Wondering which of the tens of thousands of photos on your phone are worth keeping or sharing may be a thing of the past, thanks to The Roll, a brand new app from EyeEm. The iOS app analyzes your camera roll and uses computer vision to tag your images and rank your photos by how good they are.
“The Roll is there to replace your phone’s camera roll,” said Florian Meissner, EyeEm’s CEO, as he showed me the technology in action on his own phone containing tens of thousands of photographs.
The Roll is an incredibly impressive piece of tech, solving a problem that Apple has been wrestling with for years. The existing iOS camera roll attempt to group images by date and geolocation, but that solves only part of what eager photographers want. In addition to taking into account the location and date of the photos, The Roll uses computer vision to analyze and tag images, making it easy to find the photo you were looking for.
On The Roll, images are tagged and grouped by topics, location and events, with the best shot from each category highlighted. Visually similar photos are stacked, placing the image with the highest aesthetic score on top. In the detailed view, you’ll see the score, automatically added keywords and camera information relevant to camera buffs, such as aperture, shutter speed and ISO information.
“When you first launch the app,” Meissner explains, “small thumbnails of the images are uploaded to our server. The images are then analyzed and tagged, and the information is downloaded to the app. Our algorithm knows more than 20,000 keywords, and adds two scores to the image: One is a quality score, and the other is a commercial value score.”
The quality score is exposed to the end user, but of course this is more than an exercise in just showing you which of your images are good: The app is a play to help users filter and select photographs for them to sell on the rapidly growing EyeEm Marketplace.
“The goal is to categorize the trillions of images we take today and surface the best content,” said EyeEm co-founder and CTO Ramzi Rizk of the company’s EyeEm Vision technology, which also can be experienced on its website, in the web uploading tool for its photographic marketplace. “The Roll is bringing this technology to your very own camera roll.”
I’ve been playing with The Roll for a while, and the technology really is spookily good. The tagging is comprehensive and accurate; a quick search for “cat” and “blue,” for example, shows all the images containing various combinations of felines and the color blue. A search of “London” and “Sign” correctly showed me an image I remembered from a holiday many years ago. Without The Roll, finding that particular image on my phone would have taken half an hour of scrolling.

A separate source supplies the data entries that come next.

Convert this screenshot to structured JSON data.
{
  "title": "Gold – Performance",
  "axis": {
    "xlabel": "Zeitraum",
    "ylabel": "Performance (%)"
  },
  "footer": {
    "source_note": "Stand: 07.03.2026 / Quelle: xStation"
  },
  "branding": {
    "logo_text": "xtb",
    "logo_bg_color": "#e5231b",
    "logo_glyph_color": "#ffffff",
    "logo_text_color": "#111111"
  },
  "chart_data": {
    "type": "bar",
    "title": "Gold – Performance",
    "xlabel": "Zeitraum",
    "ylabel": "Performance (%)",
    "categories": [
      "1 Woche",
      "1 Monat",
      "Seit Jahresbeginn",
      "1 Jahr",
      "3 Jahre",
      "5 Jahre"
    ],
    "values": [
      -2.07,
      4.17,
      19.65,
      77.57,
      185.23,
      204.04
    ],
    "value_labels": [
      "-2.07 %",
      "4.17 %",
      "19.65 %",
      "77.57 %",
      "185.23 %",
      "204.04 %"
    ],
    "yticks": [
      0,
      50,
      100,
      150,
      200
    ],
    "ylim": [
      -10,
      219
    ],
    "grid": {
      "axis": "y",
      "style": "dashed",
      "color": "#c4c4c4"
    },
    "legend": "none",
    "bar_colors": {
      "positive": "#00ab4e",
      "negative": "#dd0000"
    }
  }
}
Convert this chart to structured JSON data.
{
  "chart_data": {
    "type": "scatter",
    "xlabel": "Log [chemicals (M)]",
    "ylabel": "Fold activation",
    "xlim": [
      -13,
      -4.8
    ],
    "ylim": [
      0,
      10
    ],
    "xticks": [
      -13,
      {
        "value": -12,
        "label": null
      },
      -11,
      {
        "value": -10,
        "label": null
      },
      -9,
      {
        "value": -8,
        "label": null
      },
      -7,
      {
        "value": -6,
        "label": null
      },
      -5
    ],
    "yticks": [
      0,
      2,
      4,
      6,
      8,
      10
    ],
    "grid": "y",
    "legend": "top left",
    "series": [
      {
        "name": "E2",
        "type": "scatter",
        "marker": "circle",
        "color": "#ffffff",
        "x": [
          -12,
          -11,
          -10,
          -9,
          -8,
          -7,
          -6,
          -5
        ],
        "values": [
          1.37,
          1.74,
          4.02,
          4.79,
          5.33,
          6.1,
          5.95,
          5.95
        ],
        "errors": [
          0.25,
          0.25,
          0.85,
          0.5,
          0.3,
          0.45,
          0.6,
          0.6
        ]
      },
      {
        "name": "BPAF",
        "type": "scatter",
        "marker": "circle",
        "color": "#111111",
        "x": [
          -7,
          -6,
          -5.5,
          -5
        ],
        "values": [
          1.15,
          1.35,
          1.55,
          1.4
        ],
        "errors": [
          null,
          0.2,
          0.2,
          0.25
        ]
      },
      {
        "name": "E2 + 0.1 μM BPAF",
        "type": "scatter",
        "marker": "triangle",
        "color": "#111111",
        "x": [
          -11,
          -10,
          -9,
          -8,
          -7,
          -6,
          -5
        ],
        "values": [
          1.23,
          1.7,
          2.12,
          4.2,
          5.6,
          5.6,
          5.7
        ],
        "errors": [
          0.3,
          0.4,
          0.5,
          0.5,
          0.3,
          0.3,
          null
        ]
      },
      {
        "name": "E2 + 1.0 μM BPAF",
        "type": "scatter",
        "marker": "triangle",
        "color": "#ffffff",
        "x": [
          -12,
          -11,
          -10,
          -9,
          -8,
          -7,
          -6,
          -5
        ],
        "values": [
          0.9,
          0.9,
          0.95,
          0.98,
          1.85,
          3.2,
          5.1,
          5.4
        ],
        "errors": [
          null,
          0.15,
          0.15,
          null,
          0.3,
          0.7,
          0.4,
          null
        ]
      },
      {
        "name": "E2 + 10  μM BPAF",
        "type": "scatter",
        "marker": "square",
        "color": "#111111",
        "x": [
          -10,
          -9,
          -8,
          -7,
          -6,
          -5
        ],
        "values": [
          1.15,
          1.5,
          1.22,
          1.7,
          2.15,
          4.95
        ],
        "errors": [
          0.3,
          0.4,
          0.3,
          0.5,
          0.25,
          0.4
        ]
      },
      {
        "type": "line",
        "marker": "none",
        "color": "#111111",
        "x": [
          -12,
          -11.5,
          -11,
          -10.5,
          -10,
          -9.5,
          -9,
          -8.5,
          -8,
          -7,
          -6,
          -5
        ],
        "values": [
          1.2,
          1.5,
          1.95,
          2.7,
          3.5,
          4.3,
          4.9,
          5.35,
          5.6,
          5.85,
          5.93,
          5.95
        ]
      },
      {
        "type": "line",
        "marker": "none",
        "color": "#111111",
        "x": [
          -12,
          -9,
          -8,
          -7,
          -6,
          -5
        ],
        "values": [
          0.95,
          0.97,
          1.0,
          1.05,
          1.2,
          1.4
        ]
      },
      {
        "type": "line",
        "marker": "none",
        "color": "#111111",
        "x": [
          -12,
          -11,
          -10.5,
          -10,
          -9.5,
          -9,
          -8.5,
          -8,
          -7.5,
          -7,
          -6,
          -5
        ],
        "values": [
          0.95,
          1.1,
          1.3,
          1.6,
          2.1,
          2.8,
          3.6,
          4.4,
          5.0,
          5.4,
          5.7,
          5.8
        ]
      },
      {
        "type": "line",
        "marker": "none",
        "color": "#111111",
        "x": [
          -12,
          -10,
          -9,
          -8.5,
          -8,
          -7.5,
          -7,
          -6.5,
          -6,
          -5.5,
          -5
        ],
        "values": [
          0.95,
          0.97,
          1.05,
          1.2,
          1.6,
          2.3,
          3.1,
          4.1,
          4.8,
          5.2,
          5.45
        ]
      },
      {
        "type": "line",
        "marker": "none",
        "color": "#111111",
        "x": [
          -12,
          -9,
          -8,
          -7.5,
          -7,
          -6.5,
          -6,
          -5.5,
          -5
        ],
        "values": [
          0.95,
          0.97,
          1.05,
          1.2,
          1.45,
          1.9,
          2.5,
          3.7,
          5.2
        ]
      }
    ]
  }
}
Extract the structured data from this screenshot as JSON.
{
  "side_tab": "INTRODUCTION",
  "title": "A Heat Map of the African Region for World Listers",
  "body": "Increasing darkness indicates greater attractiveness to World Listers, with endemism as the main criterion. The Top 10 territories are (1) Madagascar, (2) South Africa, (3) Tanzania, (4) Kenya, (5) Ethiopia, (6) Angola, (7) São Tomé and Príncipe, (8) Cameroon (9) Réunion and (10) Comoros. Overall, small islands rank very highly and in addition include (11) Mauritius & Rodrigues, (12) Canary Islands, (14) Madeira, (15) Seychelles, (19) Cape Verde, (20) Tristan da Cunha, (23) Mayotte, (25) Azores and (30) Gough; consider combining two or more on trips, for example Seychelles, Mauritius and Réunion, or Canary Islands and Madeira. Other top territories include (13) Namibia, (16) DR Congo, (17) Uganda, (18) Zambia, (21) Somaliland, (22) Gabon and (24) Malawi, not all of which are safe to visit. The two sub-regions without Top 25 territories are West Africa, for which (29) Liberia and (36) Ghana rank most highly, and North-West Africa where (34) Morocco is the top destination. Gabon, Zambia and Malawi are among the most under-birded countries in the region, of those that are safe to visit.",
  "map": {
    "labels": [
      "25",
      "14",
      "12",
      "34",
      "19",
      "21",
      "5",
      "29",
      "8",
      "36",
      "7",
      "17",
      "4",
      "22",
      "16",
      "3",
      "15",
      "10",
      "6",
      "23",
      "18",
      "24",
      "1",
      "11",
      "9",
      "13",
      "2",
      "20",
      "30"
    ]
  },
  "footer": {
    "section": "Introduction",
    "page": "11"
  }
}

The quality scoring is uncanny, as well. It isn’t yet perfect, and I don’t always agree with the cloud’s taste in photography, but it is extremely efficient at filtering out images that are of sub-optimal standard; photos that are too dark or suffer from blur are thrown right to the bottom of the list. It is also rather talented at surfacing the best images from a particular event or keyword, which is a blessing for a snap-happy photographer such as myself.
The real revolution here is not obvious, but technology like EyeEm Vision and The Roll will change how we use photography; it is no longer necessary to tag images to find them. To understand why this is important, look at the way people now use the world wide web: Five years ago, we had a huge, very carefully curated collection of bookmarks. At some point, all of that was replaced by Google — why bother keeping a list of links up-to-date, when all the pages you need are at your fingertips? Similarly, The Roll will give you unprecedented access and explorability of your own photographs.
The only piece of the puzzle that’s missing is the desktop. The Roll is borderline magic, and if you have any interest in photography, you should absolutely try it out, but what I really want is for this technology to be available on my computer. Tagging and organizing photos is the biggest chore in photography, and The Roll feels like a proof of concept teaser for what is to come. EyeEm, if you’re reading this: If you really want to set the photography world on fire, release this tech as an Adobe Lightroom plug-in.
The iOS version of The Roll is launching today; an Android version is in the pipeline.